No major complications occurred during the percutaneous procedures to administer MMC, except for allergic reactions, probably due to the iodinated contrast material administered. Although high MMC concentrations may cause severe intra-hepatic vascular damage [19, 28], the administered MMC dose we used seems safe. Possibly the majority of MMC undergoes first pass effects, and the low dose that reaches the systemic circulation might be too low to induce HUS. The main side effects of MMC are thrombocytopenia and leucocytopenia [19, 29]. We reported thrombocytopenia as the most important one, which was the reason to cancel the percutaneous procedure to administer MMC in five patients. In our study, haematologic recovery was checked immediately before each MMC administration, but no nadir haematologic counts were systematically performed between courses, which may have caused an underestimation of the intercurrent haematologic toxicity. However, this seems to be of lesser clinical relevance since no episodes of symptomatic bleeding of febrile neutropenia were documented in our present series. Other toxic effects include nausea, vomiting and anorexia [19, 29]. In only one patient this was judged severe enough to cancel further MMC administration, but this patient already received a high cumulative dose of seven cycles of MMC. Thus, in our experience, the intra-hepatic infusion of MMC was well tolerated.

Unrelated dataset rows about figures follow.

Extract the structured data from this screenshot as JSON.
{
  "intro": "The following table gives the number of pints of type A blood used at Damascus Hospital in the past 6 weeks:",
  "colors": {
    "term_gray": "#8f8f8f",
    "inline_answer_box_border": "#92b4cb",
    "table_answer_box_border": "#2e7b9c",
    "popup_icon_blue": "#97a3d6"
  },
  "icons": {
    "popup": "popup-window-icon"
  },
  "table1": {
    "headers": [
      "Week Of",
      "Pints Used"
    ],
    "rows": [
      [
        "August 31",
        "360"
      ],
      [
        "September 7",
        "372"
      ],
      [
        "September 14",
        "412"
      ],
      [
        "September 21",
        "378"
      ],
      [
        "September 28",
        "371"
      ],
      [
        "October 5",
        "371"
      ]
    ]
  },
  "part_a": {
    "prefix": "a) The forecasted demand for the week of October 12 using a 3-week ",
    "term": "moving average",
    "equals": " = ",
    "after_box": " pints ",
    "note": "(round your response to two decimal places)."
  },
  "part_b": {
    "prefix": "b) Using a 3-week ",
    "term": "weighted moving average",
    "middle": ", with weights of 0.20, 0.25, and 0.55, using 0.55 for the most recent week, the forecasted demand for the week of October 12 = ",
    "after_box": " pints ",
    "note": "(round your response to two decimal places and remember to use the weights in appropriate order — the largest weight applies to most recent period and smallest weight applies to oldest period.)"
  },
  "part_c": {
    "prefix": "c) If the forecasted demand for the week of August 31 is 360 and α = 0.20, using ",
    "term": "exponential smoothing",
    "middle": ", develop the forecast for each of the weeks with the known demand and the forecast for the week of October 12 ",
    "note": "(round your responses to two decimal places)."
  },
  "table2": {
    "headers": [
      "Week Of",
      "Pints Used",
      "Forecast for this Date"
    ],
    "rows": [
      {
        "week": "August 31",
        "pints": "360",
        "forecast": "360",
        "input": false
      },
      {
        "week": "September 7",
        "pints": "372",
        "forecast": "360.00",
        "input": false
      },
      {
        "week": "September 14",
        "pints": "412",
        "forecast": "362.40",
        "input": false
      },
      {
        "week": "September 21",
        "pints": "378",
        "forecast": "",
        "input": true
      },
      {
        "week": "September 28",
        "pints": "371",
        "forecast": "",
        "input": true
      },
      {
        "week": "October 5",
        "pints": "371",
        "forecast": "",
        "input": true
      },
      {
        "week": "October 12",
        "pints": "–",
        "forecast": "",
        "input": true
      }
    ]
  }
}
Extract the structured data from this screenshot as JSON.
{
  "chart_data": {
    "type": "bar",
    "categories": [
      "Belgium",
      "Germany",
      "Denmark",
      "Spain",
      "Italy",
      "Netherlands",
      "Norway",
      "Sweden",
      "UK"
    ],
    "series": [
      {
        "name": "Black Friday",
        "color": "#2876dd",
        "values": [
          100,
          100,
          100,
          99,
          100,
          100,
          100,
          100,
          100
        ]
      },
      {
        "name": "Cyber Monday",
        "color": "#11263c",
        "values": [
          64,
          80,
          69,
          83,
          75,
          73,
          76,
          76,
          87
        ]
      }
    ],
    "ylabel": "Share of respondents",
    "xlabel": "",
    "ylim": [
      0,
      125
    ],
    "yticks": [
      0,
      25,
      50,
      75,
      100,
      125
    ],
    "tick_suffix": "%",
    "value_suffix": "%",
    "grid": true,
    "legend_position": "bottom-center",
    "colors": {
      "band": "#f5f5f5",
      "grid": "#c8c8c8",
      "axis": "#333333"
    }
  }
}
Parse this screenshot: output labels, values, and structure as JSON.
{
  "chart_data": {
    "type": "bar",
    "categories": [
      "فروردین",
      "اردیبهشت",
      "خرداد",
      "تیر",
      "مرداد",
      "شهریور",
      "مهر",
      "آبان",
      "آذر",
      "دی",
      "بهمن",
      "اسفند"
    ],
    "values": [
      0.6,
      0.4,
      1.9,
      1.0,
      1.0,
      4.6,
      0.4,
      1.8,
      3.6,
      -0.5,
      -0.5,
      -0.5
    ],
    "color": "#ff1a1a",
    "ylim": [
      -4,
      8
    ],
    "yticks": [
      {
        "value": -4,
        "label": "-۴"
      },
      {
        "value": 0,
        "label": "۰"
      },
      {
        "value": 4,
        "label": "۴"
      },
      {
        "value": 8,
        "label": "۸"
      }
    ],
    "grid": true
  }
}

We encountered none of the rare but severe side effects such as HUS, interstitial pneumonitis and cardiac failure [19, 29].

To conclude, this is the largest retrospective study investigating intra-hepatic bolus infusion of MMC in patients with predominant LMBC. This treatment seems to add further benefit with minimal additional toxicity to the conventional treatment of extensive LMBC, especially in patients with no documented metastatic sites outside the liver and no severe liver dysfunction. The main limitation is the retrospective nature of our study, which might underreport toxicity, while a bias in the response rate reported here is very unlikely. Prospective, randomized and multicentre trials are warranted to confirm our results. Furthermore, combined or sequential use of regional and systemic chemotherapy to control tumour progression also deserve consideration in order to define the place of intra-hepatic MMC administration for treating patients with LMBC.